Also wenn du das Gedicht noch nicht einmal genau genug liest, um zu sehen, dass da "Mohnwind" und nicht "Mondwind" steht (wie du in deinen Ausführungen behauptest), solltest du dich nicht wundern, wenn der Eindruck entsteht, dir ginge es wesentlich mehr um einen (deiner Ansicht nach) lustigen Kommentar als um eine der Autorin hilfreiche Rückmeldung zu ihrem Text.

Ferdigruß!

Edit: Eigentlich mag ich deine Art zu kommentieren ja sehr.
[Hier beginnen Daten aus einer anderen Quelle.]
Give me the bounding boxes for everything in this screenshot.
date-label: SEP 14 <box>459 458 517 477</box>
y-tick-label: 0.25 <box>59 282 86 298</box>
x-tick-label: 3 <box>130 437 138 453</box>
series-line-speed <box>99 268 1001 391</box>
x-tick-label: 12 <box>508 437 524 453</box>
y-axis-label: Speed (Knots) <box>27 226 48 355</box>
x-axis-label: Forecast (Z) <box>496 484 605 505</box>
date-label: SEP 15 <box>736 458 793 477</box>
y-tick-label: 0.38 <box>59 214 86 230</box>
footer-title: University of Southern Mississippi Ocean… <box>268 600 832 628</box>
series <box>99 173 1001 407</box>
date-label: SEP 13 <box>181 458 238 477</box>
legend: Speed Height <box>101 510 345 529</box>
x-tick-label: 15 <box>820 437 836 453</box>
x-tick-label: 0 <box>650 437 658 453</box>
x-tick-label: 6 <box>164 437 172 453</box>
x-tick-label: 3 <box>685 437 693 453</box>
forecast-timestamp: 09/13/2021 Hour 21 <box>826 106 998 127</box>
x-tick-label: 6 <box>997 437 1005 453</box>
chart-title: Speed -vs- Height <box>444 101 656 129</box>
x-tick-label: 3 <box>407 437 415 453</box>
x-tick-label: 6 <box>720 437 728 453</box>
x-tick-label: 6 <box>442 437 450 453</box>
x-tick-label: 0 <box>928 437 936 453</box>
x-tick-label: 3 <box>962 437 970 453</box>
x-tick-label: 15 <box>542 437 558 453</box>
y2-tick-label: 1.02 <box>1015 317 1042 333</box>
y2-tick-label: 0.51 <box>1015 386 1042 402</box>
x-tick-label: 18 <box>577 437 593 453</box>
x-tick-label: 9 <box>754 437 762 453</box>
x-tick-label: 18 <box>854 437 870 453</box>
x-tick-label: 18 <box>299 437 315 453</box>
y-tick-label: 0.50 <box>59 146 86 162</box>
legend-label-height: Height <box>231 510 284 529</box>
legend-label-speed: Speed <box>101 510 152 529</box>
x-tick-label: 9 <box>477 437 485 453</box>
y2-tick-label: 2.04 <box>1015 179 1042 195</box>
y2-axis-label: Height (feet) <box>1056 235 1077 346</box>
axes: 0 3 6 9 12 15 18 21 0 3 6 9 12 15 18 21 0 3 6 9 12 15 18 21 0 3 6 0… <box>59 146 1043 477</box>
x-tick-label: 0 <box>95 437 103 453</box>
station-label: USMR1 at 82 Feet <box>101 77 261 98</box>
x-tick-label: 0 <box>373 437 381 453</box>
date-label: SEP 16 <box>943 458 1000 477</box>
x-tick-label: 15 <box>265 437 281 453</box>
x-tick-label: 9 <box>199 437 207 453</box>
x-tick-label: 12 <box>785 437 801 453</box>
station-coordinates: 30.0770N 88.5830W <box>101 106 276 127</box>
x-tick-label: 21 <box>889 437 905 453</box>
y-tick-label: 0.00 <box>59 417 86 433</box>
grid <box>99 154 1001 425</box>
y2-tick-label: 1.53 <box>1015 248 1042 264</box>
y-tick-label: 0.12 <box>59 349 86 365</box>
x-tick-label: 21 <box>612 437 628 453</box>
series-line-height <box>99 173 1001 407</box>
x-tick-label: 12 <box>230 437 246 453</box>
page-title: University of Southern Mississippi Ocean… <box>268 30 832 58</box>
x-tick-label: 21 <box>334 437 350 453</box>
Aber im Moment fehlt ihr etwas die Balance, finde ich, zwischen Hinwendung zum kommentierten Text und Hingebung an die Eigengesetzlichkeit des Kommentars. Ich hoffe, das schwingt wieder ein :-) -F.
Schäumend enthüpfte die Woge den schöngeglätteten Tannen. (Homer/Voß)

Louisa

Beitragvon Louisa » 07.05.2008, 09:29

ja, ich hoffe auch (...)

Wobei für mich der "Mohnwind" nichts an meiner Gesamtaussage ändert.

Außerdem: Ich habe das Disney-Lied sehr gern. Es ist sehr erfolgreich. Ich weiß nicht, was daran schlimm sein sollte. Es ist lustig, weil es für Kinder ist, ja -

"Schlecht" finde ich den Text nicht. Nur eben etwas zu "schnörkelig".

Beim nächsten Mal konzentriere ich mich besser.